WHY (We Hear You) and Frome FM also occupy this building. The Council Chamber and two meeting rooms are available for hire.
Frome Town Council Information
Information on all council services. Open Monday to Friday 9.30am – 4.30pm
Here you can also:
- Buy maps
- Pick up a free relocation Pack – for people moving to Frome
- Pick up leaflets about what’s on in Frome
- Pick up local news publications, like the Frome Times, The List and The Mendip Times
Phones from 9am.
Telephone: 01373 465757
History of Frome Town Hall
Completed in 1892, the Town Hall was built on plans by the firm of architects, Messrs Halliday & Anderson of Cardiff, in an Italian Renaissance style using local stone quarried in the Butts. Box Ground and Bath stone were also used as dressings. As can be seen on the original plans, the building was intended to provide spacious offices for the Poor Law Union, Board of Guardians and Local Board.
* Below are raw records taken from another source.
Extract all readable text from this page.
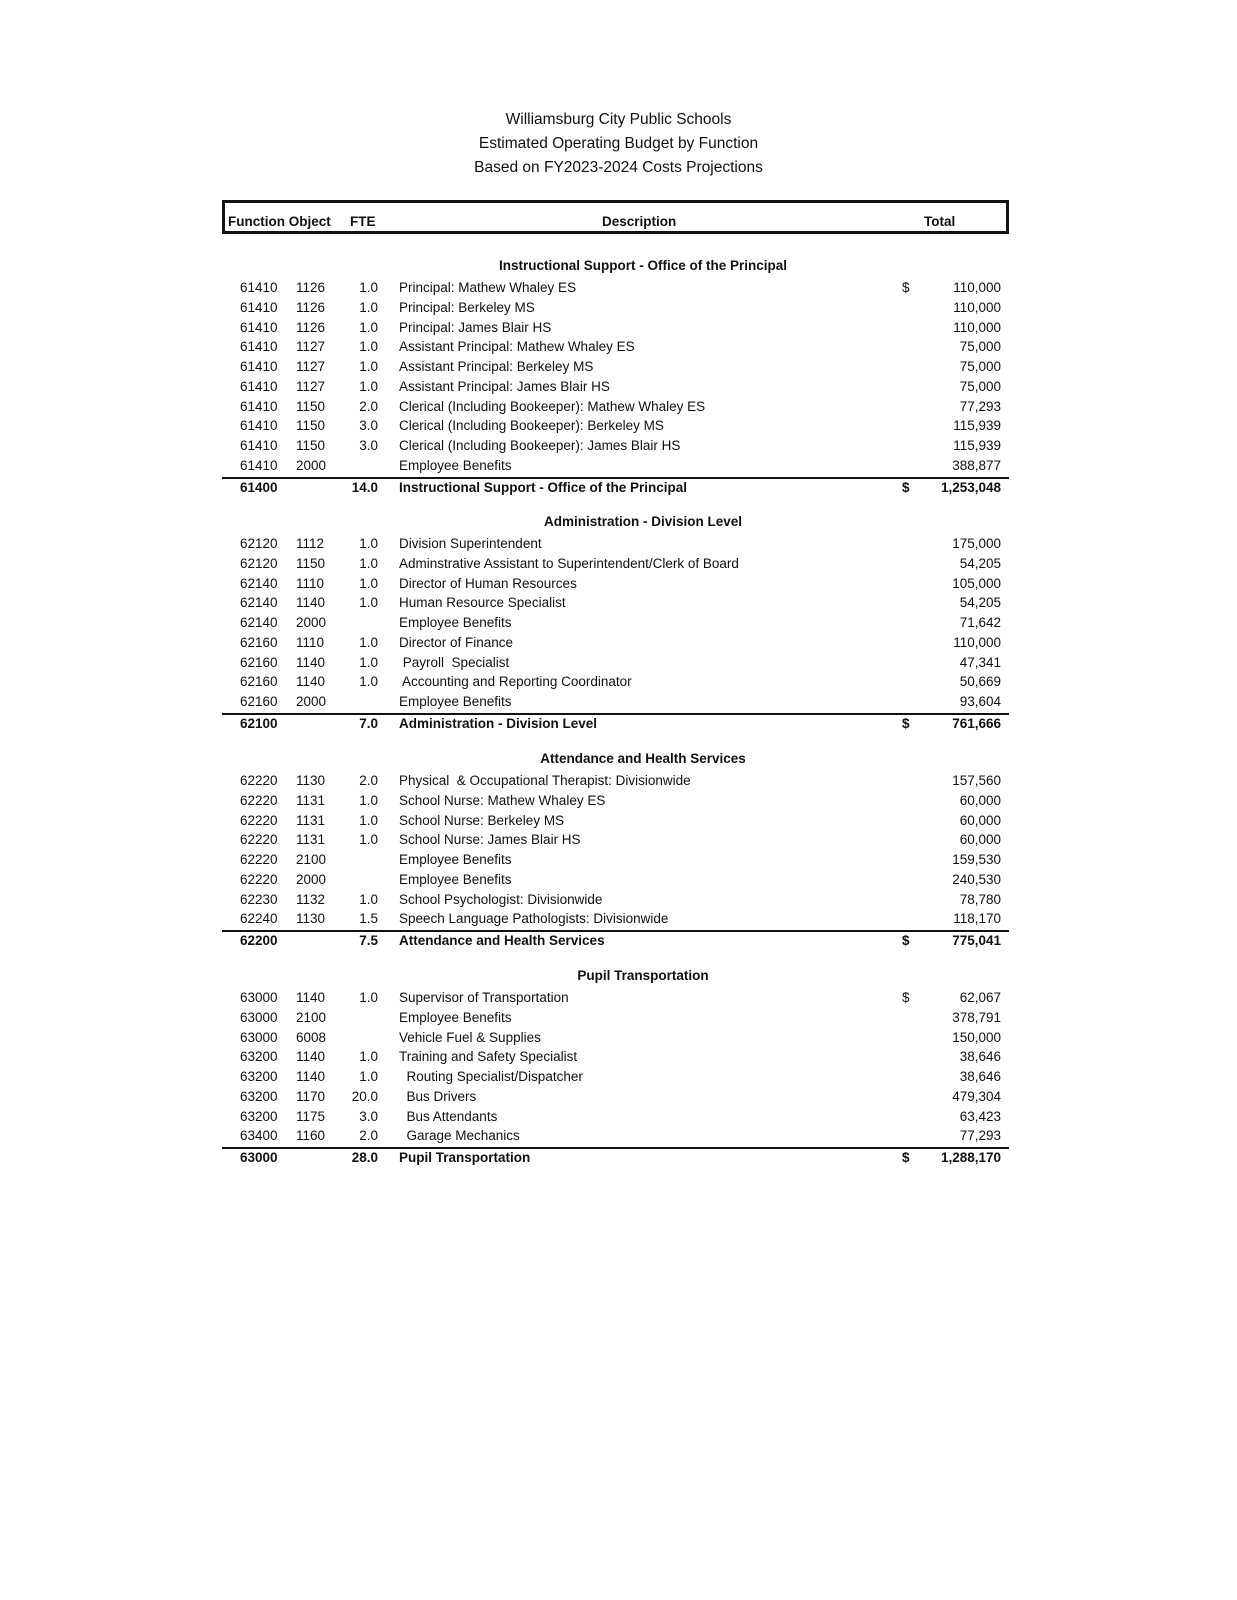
Williamsburg City Public Schools
Estimated Operating Budget by Function
Based on FY2023-2024 Costs Projections
Function Object FTE	Description	Total
Instructional Support - Office of the Principal
61410 1126	1.0 Principal: Mathew Whaley ES	$	110,000
61410 1126	1.0 Principal: Berkeley MS	110,000
61410 1126	1.0 Principal: James Blair HS	110,000
61410 1127	1.0 Assistant Principal: Mathew Whaley ES	75,000
61410 1127	1.0 Assistant Principal: Berkeley MS	75,000
61410 1127	1.0 Assistant Principal: James Blair HS	75,000
61410 1150	2.0 Clerical (Including Bookeeper): Mathew Whaley ES	77,293
61410 1150	3.0 Clerical (Including Bookeeper): Berkeley MS	115,939
61410 1150	3.0 Clerical (Including Bookeeper): James Blair HS	115,939
61410 2000	Employee Benefits	388,877
61400	14.0 Instructional Support - Office of the Principal	$ 1,253,048
Administration - Division Level
62120 1112	1.0 Division Superintendent	175,000
62120 1150	1.0 Adminstrative Assistant to Superintendent/Clerk of Board	54,205
62140 1110	1.0 Director of Human Resources	105,000
62140 1140	1.0 Human Resource Specialist	54,205
62140 2000	Employee Benefits	71,642
62160 1110	1.0 Director of Finance	110,000
62160 1140	1.0 Payroll  Specialist	47,341
62160 1140	1.0 Accounting and Reporting Coordinator	50,669
62160 2000	Employee Benefits	93,604
62100	7.0 Administration - Division Level	$	761,666
Attendance and Health Services
62220 1130	2.0 Physical  & Occupational Therapist: Divisionwide	157,560
62220 1131	1.0 School Nurse: Mathew Whaley ES	60,000
62220 1131	1.0 School Nurse: Berkeley MS	60,000
62220 1131	1.0 School Nurse: James Blair HS	60,000
62220 2100	Employee Benefits	159,530
62220 2000	Employee Benefits	240,530
62230 1132	1.0 School Psychologist: Divisionwide	78,780
62240 1130	1.5 Speech Language Pathologists: Divisionwide	118,170
62200	7.5 Attendance and Health Services	$	775,041
Pupil Transportation
63000 1140	1.0 Supervisor of Transportation	$	62,067
63000 2100	Employee Benefits	378,791
63000 6008	Vehicle Fuel & Supplies	150,000
63200 1140	1.0 Training and Safety Specialist	38,646
63200 1140	1.0 Routing Specialist/Dispatcher	38,646
63200 1170	20.0 Bus Drivers	479,304
63200 1175	3.0 Bus Attendants	63,423
63400 1160	2.0 Garage Mechanics	77,293
63000	28.0 Pupil Transportation	$ 1,288,170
The Town Hall today retains certain original features both inside and out including the lovely mosaic floor and the clock. These have both now been lovingly restored. The building has a great tradition of public service, and is now renovated to be fit for the future. It aims to be a building for the community.
To coincide with the reopening of the Town Hall on Christchurch Street West, local historian Lorraine Johnson has produced a book detailing the historic building’s past and legacy in the town. The book is on sale throughout the town, including at the Town Hall itself.
Here’s an extract about the generous donation of the clock, taken from Lorraine Johnson’s Frome Town Hall history book:
Upon completion of the public office construction Chairman of the Board Alderman Edward Flatman had addressed his Committee with a generous offer stating that ‘In many plans that were sent in for the erection of the public offices there was provision for a town clock’ but he believed that ‘the contract with Mr Bird did not include that’ and he would ‘be pleased to personally offer a clock as a present to the Guardians’ to which there was a round of applause. The clock was duly purchased from Smiths of Derby and, as can be seen on the photograph, it was placed in a prominent location at the front of the new building.
However, it didn’t meet with total satisfaction from everyone: one correspondent of the local newspaper, Tubal Cain, posed the question, ‘Is there any valid reason why the clock Mr Flatman kindly presented to the town should not be illuminated at night?’ He reasoned that, ‘Surely it is not because the quantity of gas burnt is great. I should imagine that a five pound note will cover the cost for a year, and this estimate is over, not under, the mark. I want to see the clock with a bright and cheerful face in place of the dark and dismal one that now peers forth at night time.’
In later years there were complaints that the clock was not keeping the correct time for it was reported that on one occasion the clock was incorrect by five minutes. An investigation attributed this to the fact that a ‘strong wind had prevailed a day or two before’ and the clock’s accuracy subsequently was carefully monitored. It was found to keep good time having proven itself a good clock in the almost nine years of its service.